Jeff Radebe: ‘Leave no stone unturned for RET’

JOHANNESBURG, SOUTH AFRICA – MARCH 10: Head of ANC policy development Jeff Radebe during a discussion about the African National Congress (ANC) policy document at Luthuli House on March 10, 2017 in Johannesburg, South Africa. Radebe said the ANC is planning to ditch the secrecy around its leadership races and allow candidates to campaign openly for presidency. (Photo by Gallo Images / Sunday Times/ Masi Losi)

NAME: Jeff Radebe

AGE: 64

IN GOVERNMENT: Jeff Radebe first served in late president Nelson Mandela’s Cabinet in 1994 when he was appointed Minister of Public Works. He is the longest serving minister to date, a fact that he has used in his campaign for the ANC presidency.

During former president Thabo Mbeki’s two terms he served as Minister of Public Enterprise from 1999 until 2004. Thereafter he was appointed as Minister of Transport until 2009 when Jacob Zuma became the president. He now serves as the Minister in the Presidency.

He was involved in the Codesa talks for a democratic dispensation and was part of Mandela’s Reconstruction and Development Programme. He is currently spearheading Zuma’s National Development Plan.

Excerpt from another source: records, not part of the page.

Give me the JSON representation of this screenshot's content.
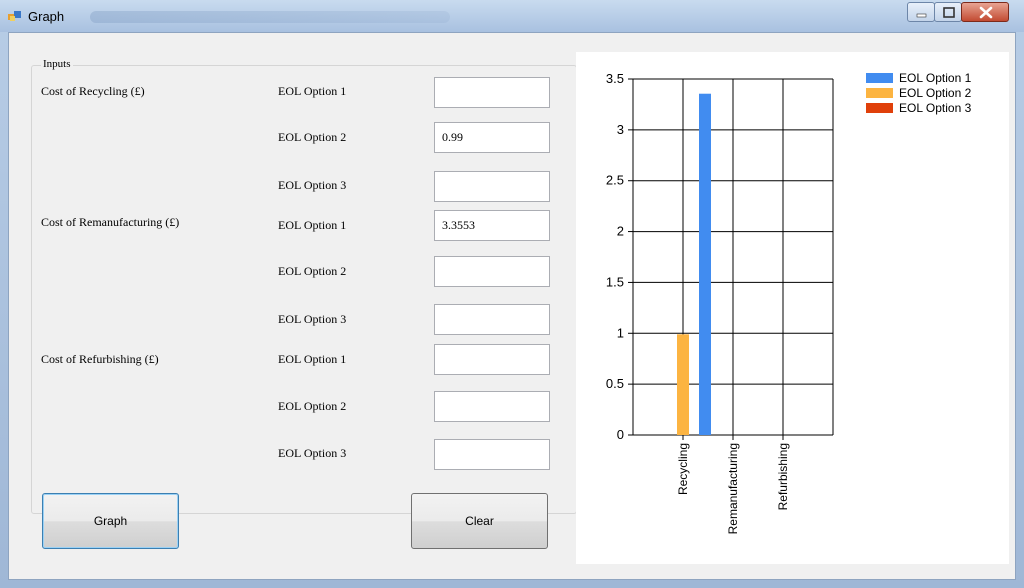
{
  "window": {
    "title": "Graph"
  },
  "inputs": {
    "group_label": "Inputs",
    "recycling_label": "Cost of Recycling (£)",
    "remanufacturing_label": "Cost of Remanufacturing (£)",
    "refurbishing_label": "Cost of Refurbishing (£)",
    "option1_label": "EOL Option 1",
    "option2_label": "EOL Option 2",
    "option3_label": "EOL Option 3",
    "recycling_opt1": "",
    "recycling_opt2": "0.99",
    "recycling_opt3": "",
    "remanufacturing_opt1": "3.3553",
    "remanufacturing_opt2": "",
    "remanufacturing_opt3": "",
    "refurbishing_opt1": "",
    "refurbishing_opt2": "",
    "refurbishing_opt3": ""
  },
  "buttons": {
    "graph_label": "Graph",
    "clear_label": "Clear"
  },
  "chart_data": {
    "type": "bar",
    "categories": [
      "Recycling",
      "Remanufacturing",
      "Refurbishing"
    ],
    "series": [
      {
        "name": "EOL Option 1",
        "color": "#418CF0",
        "values": [
          0,
          3.3553,
          0
        ]
      },
      {
        "name": "EOL Option 2",
        "color": "#FCB441",
        "values": [
          0.99,
          0,
          0
        ]
      },
      {
        "name": "EOL Option 3",
        "color": "#E0400A",
        "values": [
          0,
          0,
          0
        ]
      }
    ],
    "ylim": [
      0,
      3.5
    ],
    "yticks": [
      "0",
      "0.5",
      "1",
      "1.5",
      "2",
      "2.5",
      "3",
      "3.5"
    ],
    "grid": true,
    "legend_position": "top-right"
  }
}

UPSIDE: Radebe has served in the ANC national executive committee since 1997 and remains as a member 20 years later. He heads the ANC policy committee, a role he has been at the helm of since 1997. He has been known to tow the party line. Radebe has remained neutral in issues surrounding corruption in the party and state capture. Until recently he has remained scandal free.

DOWNSIDE: Radebe has been known to tow the party line to his detriment. He has failed to articulate clearly his own his views on policy matters, including the economy. Radebe has been known to sit on the fence on issues affecting the country and the ANC, making him seem weak next to his contenders.

He was recently embroiled in a sexting scandal with a young employee at the Unions Buildings in Pretoria, asking for nude pictures of herself. The SMSes threatened his chances of taking over Zuma’s role as president of the party. He has since apologised to the country.

ON RET: Radebe believes in the radical economic transformation programme. Speaking to ANC cadres in Port Shepstone in August, he warned that the prosperous path that the ANC seeks to achieve “has not been realised, not fully, and not yet”.

“And this is precisely what the National Democratic Revolution now must seek to yield. To succeed in this colossal effort, we must leave no stone unturned. To this commitment we must remain unflinching, undeterred and unyielding – it is about radical-socio economic transformation,” he said.

SUPPORT BASE: To date only the Umdoni sub-region in the lower south coast of KwaZulu-Natal has nominated him to become president of the party.

Radebe is expected to get pockets of support across the country, however, the two main players remain his brother-in-law by marriage, Cyril Ramaphosa, and Nkosazana Dlamini-Zuma. Radebe is at a disadvantage having begun his campaign tour late in the game, making him the least likely to receive nominations from branches.

SLATE: While he has made himself available to lead he has remained mum on his running mates.